2 Apr 2013

Wang Watch

Vera Wang vs. Equality?



How do I love thee Vera Wang?  Let me count the ways.  WWP was never 'that girl' who used to make a wedding gown out of tissue paper at the age of 5 and have every detail of the clearly predestined nuptials planned before pubity.  Yet if there is one thing I do know, it is that if I am ever to get married and I am in a financially stable position (read: rich beyond my wildest dreams), I want to own a Vera Wang wedding gown.  It doesn't have to be couture, hell, it doesn't even need to be new, but being the slave to the fashion world that I am, it has to be Wang. 

This level of worship from the fash-pack isn't, unsurprisingly, due to the fact that Wang designed Kim Kardashian's wedding dress, but because her designs are ultimately very, very good.  Hence, there is a very high demand.  So in China, the boutique implemented a 'try-on charge' of around £317, to discourage those "crazy, random chicks!" who try on wedding dresses for fun.  Fun because (a) they either cannot afford them, and/or (b) aren't even engaged (And if their answer is (b), I think we can all work out why they are yet to find a husband.)  In the past week, the power of Twitter has meant a campaign of anti-discrimination has been zipping its way to Vera Wang PR, on the grounds that charging to try on wedding dresses is unfair.  In the words of the ever-thoughtful and charmingly eloquent Daily Mail Online readers: "Beautiful dresses, but what a greedy woman!" (cornishpixie) and "Money makes people do crazy things" (HP18). 

'Vera Wang' is not one 'greedy', 63 year-old woman who makes dresses on a Brother sewing machine in her garden shed.

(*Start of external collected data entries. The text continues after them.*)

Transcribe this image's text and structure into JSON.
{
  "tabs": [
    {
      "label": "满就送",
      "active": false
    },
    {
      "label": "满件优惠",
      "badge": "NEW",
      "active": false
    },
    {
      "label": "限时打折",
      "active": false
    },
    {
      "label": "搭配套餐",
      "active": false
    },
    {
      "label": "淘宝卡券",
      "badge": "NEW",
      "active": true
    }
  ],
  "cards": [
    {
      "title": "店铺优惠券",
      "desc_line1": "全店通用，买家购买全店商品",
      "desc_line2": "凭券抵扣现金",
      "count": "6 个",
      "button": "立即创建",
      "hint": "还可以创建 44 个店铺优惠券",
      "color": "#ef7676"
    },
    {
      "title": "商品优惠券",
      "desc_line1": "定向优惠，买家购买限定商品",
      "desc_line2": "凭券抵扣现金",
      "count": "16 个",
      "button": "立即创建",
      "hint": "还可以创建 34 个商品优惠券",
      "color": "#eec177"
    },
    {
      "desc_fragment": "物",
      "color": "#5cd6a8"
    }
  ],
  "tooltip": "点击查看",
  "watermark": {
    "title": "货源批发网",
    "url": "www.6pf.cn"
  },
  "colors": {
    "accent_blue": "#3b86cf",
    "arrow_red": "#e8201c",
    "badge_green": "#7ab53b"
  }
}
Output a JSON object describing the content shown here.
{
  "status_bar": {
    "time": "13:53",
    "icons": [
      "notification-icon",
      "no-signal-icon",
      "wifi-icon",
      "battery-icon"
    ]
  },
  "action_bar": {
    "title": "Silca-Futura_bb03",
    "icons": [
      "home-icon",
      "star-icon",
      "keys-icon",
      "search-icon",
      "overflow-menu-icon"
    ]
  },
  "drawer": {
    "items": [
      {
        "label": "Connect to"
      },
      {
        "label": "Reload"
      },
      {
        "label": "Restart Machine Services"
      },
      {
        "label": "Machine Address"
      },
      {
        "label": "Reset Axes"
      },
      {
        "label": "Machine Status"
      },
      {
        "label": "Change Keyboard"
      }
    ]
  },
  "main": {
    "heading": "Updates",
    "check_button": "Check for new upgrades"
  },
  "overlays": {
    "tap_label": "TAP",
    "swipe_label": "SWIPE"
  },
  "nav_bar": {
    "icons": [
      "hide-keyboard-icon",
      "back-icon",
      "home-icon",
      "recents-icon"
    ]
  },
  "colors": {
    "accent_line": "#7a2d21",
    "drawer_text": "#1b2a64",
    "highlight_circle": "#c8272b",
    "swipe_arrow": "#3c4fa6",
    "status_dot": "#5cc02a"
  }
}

It is a global company, which, just like any business, aims to make a profit by eliminating unnecessary costs.  If you're trying on a multi-thousand pound dress - that you have no intention of buying - for free (and as a side-note, this will not be the Topshop changing room, there will be champagne involved), you are an unnecessary cost. Moreover, the fee was redeemable if you bought a dress, and let's face it, if you're serious about buying Wang, you've got £317 to spare.  Anyone's need to transform this into a debate about egalitarianism will stem from an underlying problem with capitalism. There really is no such thing as a free lunch, and there is certainly no such thing as a free 90-minute dress fitting with afternoon tea.

13 Mar 2013

Tales of the Underworld

The Politics of Non-Payment


Image: internaware.org

On any regular day the notion of unpaid internships should make any would-be graduate - suffering with even the mildest case of pessimism - break down and weep.  Not only is their life no longer their own (it now belongs to their department, their course, their tutors' marking decisions, the library), but the world will soon be unceremoniously flung onto their front porch like a wrecking ball, and the graduate in question will have no idea what to do with it.  They say there are only two things in life that are certain, paying taxes and death.  Now, in a job market that looks uncannily like the Nevada desert (dustballs and all), who knows if today's graduate will ever earn enough to cross the first tax threshold.  Is death really our only certainty?!

Forgive the severe case of pessimism (and slight morbidity) but WWP, for the first time, really did break down and weep today.  For the System (namely Her Majesty's Revenues and Customs) that had always be so kind, screwed me over royally over in both the long and the short term.  In the short term, they refused to refund me the minimum wage for the ten months work I did for a company that (illegally) never paid me a penny.  Despite the fact that this and this is going on right in front of our noses every time we switch on the 10 o'clock news (and/or check the BBC website when we've read everything on our Facebook feed), the Department of Work and Pensions  is unrelentingly refusing claims such as mine on the basis of an 'employment contract.'  You apply for an internship with a company, you create content for that company, most importantly you create revenue for that company...and your payment? 'Experience' or 'training.'  John Stewart Mill it ain't.

Our generation crave independence more than we're given credit for. Yet we are thrown like overgrown babies with BScs into bassinets and dumped at the door of businesses, a want ad for an unpaid internship tucked in our blankets.  We're expected to wait another five years in employment purgatory before we are finally allowed to fly the nest a second time. Apologies for the hyperbole; I should probably be writing semi-romantic prose highlighting the implications unpaid internships have on social mobility.  (I have, incidentally, already done that here).  But I want to dare to let a little emotion leak into this poor, malnourished blog.  The System has screwed me in the long run by expecting me to work for free.  I feel unappreciated, I feel hopeless. The desperate pleas of my cover letters make me feel embarrassed. But most of all, I feel ashamed for wanting to create a career in something I've loved doing for as long as I can remember.  The political consequences of unpaid internships are broader and deeper than I could ever explain here.  But the emotional consequences are greater than I've ever wanted to explore.